South Sudan, the newest country in the world, has always been a major focus of AID’s work. More recently though, we have begun to operate in Uganda and Kenya too. Please read below for information on these countries which informs and inspires our work.
South Sudan emerged as a new country in 2011 after decades of civil war in which 2 million people were killed and 4 million were displaced. During this time, infrastructure was destroyed, education neglected and governance undermined.

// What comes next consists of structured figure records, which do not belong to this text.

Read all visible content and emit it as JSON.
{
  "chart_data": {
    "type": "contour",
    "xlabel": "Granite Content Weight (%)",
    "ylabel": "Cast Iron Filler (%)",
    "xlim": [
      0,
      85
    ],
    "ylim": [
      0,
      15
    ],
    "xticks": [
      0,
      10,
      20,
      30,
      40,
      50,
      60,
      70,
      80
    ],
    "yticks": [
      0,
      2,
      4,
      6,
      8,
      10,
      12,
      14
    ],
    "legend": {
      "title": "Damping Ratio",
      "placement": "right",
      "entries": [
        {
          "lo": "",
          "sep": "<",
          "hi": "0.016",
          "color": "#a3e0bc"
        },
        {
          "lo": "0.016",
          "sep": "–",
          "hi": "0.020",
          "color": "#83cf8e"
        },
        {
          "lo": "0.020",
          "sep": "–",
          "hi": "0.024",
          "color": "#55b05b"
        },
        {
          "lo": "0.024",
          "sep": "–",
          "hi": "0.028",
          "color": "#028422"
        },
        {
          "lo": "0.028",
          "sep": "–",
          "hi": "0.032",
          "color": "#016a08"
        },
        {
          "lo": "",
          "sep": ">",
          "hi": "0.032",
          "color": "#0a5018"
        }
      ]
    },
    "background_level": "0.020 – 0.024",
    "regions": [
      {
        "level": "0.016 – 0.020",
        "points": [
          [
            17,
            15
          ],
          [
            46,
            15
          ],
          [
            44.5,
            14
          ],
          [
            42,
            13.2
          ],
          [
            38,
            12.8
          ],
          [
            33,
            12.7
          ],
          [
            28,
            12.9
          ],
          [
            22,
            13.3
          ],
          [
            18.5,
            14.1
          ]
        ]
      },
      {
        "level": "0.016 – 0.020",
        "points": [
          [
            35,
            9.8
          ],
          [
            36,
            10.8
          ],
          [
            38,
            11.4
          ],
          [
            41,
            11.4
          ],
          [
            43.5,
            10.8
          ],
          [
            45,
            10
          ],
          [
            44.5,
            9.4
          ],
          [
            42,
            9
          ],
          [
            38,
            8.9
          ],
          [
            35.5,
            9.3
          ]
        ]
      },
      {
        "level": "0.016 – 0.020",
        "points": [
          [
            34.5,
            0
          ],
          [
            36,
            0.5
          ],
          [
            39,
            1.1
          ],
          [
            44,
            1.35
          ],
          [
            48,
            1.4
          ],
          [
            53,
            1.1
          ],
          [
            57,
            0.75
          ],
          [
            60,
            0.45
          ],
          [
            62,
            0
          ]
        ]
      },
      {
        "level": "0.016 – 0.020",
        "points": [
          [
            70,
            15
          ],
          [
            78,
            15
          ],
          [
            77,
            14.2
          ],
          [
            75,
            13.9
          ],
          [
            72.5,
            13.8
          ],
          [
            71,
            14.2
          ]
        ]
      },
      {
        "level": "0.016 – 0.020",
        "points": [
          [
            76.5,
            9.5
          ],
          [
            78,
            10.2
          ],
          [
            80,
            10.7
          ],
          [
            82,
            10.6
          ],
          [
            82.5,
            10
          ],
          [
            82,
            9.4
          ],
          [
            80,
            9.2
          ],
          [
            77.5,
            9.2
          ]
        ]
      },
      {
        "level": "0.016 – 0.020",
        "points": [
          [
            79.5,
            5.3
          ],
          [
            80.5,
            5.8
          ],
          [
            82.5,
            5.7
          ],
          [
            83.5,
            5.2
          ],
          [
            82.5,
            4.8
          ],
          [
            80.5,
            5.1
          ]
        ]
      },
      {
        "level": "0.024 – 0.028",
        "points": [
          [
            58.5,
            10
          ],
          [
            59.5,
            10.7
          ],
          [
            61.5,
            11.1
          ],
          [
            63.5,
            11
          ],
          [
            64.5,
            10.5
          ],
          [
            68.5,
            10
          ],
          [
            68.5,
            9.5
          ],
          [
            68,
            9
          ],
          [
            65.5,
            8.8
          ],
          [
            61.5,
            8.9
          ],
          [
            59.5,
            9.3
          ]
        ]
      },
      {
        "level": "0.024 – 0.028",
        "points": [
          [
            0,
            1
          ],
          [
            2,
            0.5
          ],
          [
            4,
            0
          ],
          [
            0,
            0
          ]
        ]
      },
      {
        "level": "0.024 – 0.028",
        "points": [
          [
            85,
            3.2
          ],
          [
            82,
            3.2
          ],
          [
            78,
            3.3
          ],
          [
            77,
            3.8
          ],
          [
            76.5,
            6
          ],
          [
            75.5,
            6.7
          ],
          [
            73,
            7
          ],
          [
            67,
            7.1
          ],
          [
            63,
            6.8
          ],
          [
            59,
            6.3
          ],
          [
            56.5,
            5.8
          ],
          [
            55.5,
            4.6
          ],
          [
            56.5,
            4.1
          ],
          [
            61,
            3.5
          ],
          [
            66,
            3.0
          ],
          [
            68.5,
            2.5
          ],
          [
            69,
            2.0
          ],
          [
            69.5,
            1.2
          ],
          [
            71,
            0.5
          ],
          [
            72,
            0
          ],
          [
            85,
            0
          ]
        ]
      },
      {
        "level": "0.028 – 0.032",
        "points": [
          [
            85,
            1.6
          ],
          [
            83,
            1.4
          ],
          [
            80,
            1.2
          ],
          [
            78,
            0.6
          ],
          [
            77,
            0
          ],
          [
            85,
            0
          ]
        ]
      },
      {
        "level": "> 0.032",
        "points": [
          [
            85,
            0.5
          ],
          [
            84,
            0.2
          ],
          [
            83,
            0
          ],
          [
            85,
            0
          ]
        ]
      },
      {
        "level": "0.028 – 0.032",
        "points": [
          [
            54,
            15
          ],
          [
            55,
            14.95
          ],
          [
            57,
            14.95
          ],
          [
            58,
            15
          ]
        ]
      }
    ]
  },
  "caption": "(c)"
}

A vast country larger than western Europe, Sudan gained independence from the UK in 1956 but remained fractured internally, with north pitted against south. Marginalised southerners sought greater representation in government whilst northerners looked to benefit from the rich resources of the south without giving locals a voice in the decision making process. These tensions escalated into the First Sudanese Civil War in 1955-1972. After 11 years of ceasefire, a second war – effectively a continuation of the first – broke out in 1983. This saw the emergence of the rebel movement: the Sudanese People’s Liberation Army (SPLA) led by Dr John Garang. In 2005, this war ended with the signing of the Comprehensive Peace Agreement (CPA) which was brokered by the US, the UK and Norway. In 2011, after a referendum in which 98.83% voted for independence, South Sudan officially gained its freedom from Sudan. South Sudan (itself larger than France) today has huge potential for development but the challenges remain enormous due to ongoing conflict and epidemic poverty.
Current Humanitarian Situation
The people of South Sudan suffer from extreme poverty and some of the world’s worst health conditions. For example, 1 in 28 women die in childbirth and 1 in 7 children die before their 5th birthday. However, churches of all denominations are strong and have a reach into every community. Furthermore, the church is trusted, having played a vital role in supporting local people throughout decades of conflict. With meagre resources but enormous trust and faith, the church often intervened in the face of extreme violence and oppression. Churches can play a central role in future efforts to stabilise South Sudan.
Current Political Situation
Since becoming independent in 2011, South Sudan has once again fallen into civil war which is the result of corrupt leadership in opposing groups seeking dominance and control. This is highlighted by Transparency International’s most recent ‘Corruption Perceptions Index’ (2017) in which South Sudan ranked 179th (out of 180 countries), indicating widespread, entrenched corruption. Thousands are crossing the border daily to escape violence and insecurity. Though full blown war seems more unlikely as time passes, the country is stagnant and hope is distant. However, we trust the Lord God who is faithful and strong: ‘Those who hope in the Lord will renew their strength. They will soar on wings like eagles; they will run and not grow weary, they will walk and not be faint’ (Isaiah 40:31).
Uganda gained independence from Britain in 1962 and since then has endured periods of conflict and civil war. However, it is now relatively peaceful and developing, though corruption is still a concern. It is the world’s second most populous landlocked country and has been governed by President Museveni since 1986.
AID is training South Sudanese students to be health workers at the National Institute of Health Sciences in Kampala. More recently, it has started an agriculture programme in the north of Uganda, working in partnership with Life Gospel Ministries and Foundations for Farming both with South Sudanese refugees and Ugandans.
Kenya gained independence from Britain in 1963 and has the largest GDP in East and Central Africa. AID is currently working to support a microfinance project started by the diocese of Kirinyaga.